Should you have any pictures (tasteful, relevant, etc….) you can email them to [email protected] or just use this nifty link to start an email: Start an Email to send a Picture to Post on Balloon Juice
rikyrah
I have no travels now, but this thread makes me think of all the trips South as a child. Being the youngest, I spent many an hour in the middle on those long trips. Even though I grew up post Civil Rights, I realize now how many of my parent’s traveling choices were a result of them growing up in the Jim Crow South.
Alain the site fixer
@rikyrah: did they use the Green Book? amazing that there was such a need for it, and that there might be a new incarnation needed now!
Quinerly
@rikyrah:
Good morning, rikyrah! In all my years of lurking here and only sporadically commenting since just before the election, I have never had a chance to say that. Hope you have a fantastic day.
Alain the site fixer
@Quinerly: we welcome pix of your companion, check the email address above.
satby
I’ll repost this from above because I’m tired this morning and don’t want to retype:
I drove a surprise round trip to Cincinnati last night after work, my son came up for the weekend to bring me back my car and bring his truck back after fixing the fuel filter, but the transmission on the truck went out just outside of Batesville, IN. So he got a tow and on the way sold his truck to the junkers for the price of the tow plus a few hundred more and I drove down to pick him up. We drove on the the Cincy airport so I could pick up a rental car and I drove back home. Got in at 2:30, but it was after 3 before the critters were out, fed, and settled. Luckily, I don’t work until 2pm.
It’s roughly 4 hours each way, plus I lost a half hour trying to find the bar in Batesville that the kid was waiting at, Google maps kept trying to tell me to turn down dead ends and take a right into park fields.
piratedan
back to vegas in a couple of weeks for the Pac12 tourney…. will be following the proposed Interstate 11 route… once you get past the Phoenix metro Area there’s plenty of wide open spaces to lose yourself in song (ty multiple CD players and XM radio!). Supposedly the area out there is what inspired U2’s The Joshua Tree and for some reason the feeling evoked seems to ring pretty true to me.
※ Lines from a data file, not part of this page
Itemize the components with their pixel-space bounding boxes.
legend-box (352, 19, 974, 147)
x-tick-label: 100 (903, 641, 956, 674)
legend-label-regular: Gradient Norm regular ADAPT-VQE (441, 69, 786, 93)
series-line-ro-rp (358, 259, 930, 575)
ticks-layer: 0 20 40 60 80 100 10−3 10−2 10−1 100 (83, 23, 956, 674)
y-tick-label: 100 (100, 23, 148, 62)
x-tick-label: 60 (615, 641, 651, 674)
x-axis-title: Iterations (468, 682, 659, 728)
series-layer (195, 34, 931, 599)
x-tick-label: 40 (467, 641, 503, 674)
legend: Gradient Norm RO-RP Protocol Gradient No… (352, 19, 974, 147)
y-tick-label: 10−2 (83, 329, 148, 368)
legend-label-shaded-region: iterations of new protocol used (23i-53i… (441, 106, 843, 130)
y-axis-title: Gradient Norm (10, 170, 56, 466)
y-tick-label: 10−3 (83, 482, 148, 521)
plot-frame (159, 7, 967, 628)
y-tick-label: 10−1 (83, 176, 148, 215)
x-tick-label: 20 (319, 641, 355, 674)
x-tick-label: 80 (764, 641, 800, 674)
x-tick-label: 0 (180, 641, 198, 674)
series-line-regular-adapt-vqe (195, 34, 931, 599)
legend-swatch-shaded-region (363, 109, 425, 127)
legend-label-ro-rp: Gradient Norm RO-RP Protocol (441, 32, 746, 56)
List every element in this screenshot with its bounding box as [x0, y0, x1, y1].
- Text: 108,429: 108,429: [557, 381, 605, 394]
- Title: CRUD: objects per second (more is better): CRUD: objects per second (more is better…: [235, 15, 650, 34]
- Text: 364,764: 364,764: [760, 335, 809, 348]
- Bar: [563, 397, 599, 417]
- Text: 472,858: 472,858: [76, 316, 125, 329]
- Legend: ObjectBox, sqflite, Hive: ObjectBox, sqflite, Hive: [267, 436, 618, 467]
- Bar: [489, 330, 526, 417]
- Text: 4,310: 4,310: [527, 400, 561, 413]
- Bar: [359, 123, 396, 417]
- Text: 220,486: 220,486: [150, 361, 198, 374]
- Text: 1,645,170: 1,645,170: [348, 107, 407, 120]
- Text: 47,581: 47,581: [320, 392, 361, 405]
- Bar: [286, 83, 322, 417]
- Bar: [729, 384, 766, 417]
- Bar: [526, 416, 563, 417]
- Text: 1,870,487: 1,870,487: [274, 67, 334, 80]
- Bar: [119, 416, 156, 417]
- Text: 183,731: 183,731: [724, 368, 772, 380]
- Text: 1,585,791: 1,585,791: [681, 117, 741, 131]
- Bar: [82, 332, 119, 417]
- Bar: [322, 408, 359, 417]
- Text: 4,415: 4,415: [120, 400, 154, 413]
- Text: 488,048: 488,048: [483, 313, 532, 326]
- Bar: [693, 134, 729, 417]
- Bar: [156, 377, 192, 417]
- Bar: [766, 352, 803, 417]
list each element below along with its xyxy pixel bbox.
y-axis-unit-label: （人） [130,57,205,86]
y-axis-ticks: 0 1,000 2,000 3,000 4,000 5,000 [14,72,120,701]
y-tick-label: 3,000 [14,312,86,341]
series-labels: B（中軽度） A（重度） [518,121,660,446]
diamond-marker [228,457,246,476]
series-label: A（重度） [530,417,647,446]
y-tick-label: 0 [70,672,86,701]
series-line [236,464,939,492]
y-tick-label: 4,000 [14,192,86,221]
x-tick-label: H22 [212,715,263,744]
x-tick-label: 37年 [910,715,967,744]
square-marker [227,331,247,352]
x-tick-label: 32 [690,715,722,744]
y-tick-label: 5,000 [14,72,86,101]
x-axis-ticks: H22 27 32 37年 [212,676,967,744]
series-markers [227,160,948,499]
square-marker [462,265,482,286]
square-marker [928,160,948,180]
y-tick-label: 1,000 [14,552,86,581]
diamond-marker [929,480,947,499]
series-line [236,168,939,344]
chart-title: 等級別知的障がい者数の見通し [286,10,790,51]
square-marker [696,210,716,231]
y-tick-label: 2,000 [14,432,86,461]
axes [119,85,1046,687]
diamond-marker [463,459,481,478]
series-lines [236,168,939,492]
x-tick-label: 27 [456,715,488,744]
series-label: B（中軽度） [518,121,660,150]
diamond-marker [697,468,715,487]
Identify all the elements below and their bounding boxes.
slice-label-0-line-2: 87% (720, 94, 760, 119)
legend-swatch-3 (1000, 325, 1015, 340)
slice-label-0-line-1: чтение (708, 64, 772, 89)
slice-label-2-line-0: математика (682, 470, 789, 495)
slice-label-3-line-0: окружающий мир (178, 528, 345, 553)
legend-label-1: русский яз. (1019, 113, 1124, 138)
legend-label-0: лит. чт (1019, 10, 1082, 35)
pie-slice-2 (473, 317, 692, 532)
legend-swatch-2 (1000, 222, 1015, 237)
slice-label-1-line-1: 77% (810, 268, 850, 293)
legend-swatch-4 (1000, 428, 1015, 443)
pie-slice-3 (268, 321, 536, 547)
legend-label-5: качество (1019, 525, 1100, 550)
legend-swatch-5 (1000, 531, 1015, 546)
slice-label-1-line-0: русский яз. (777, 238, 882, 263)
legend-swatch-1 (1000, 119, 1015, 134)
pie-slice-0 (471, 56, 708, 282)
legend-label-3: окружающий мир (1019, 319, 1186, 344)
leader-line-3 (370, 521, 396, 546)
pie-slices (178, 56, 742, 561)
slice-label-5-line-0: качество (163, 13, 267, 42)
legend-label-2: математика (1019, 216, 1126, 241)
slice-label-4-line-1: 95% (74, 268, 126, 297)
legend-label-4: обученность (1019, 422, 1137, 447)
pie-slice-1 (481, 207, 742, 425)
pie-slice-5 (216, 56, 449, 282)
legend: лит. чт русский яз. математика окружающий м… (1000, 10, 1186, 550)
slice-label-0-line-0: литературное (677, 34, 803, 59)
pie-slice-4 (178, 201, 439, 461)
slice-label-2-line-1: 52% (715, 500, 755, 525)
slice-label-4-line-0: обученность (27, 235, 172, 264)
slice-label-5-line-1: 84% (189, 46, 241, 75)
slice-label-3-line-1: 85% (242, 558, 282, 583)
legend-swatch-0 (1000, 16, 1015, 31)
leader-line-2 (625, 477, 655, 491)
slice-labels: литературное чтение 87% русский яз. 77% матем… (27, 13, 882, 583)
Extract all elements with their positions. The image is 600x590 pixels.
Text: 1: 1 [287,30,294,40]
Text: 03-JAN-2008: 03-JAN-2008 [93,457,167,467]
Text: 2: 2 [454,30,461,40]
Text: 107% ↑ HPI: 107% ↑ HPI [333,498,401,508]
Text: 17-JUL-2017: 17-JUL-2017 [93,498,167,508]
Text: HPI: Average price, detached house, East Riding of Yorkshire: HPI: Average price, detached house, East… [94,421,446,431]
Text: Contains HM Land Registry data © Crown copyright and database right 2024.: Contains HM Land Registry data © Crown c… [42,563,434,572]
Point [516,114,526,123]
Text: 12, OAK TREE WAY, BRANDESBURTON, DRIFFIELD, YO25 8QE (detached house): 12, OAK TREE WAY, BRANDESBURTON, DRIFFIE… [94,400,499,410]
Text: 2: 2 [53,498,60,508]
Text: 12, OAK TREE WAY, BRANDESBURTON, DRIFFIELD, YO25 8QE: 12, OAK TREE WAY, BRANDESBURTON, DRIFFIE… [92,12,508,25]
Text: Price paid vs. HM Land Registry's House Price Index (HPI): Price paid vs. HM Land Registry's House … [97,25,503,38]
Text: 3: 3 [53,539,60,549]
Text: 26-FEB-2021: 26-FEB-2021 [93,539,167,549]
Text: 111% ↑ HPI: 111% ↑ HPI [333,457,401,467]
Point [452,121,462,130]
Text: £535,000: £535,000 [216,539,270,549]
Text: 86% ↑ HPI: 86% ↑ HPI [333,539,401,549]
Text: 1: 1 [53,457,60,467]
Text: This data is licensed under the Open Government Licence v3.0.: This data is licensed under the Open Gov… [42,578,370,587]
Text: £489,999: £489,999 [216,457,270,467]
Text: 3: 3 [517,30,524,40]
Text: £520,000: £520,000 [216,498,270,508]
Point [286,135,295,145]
Anyone else have a desolate location travelled and music that seems to be “just right” for it?
Big R
In two weeks I will be in northwest Arkansas (Fayetteville) for a few days; would be happy to meet Juicers.
J R in WV
@piratedan:
Year ago we were on a driving vacation in Arizona, and found the AM Navajo Nation station. 90% Navajo language, just enough English to let you know what was going on. Late night on the high desert, they were doing a Navajo ceremony, all drums and chanting. Pretty cool.
A few years later we were on Navajo Nation roads listening, and they were covering the death of a Medal of Honor Code Talker. Their culture has no words for funerary practices, as they don’t believe in that at all. In their culture the dead are never mentioned, they are gone and dangerous to speak of. So the announcer had to break into English more than usual, to talk about the white important people and the ceremony that our white culture kind of demanded. Again, very interesting to see their blending of their old ways and the new ways.
They seem to be doing a fairly good job of taking care of their people.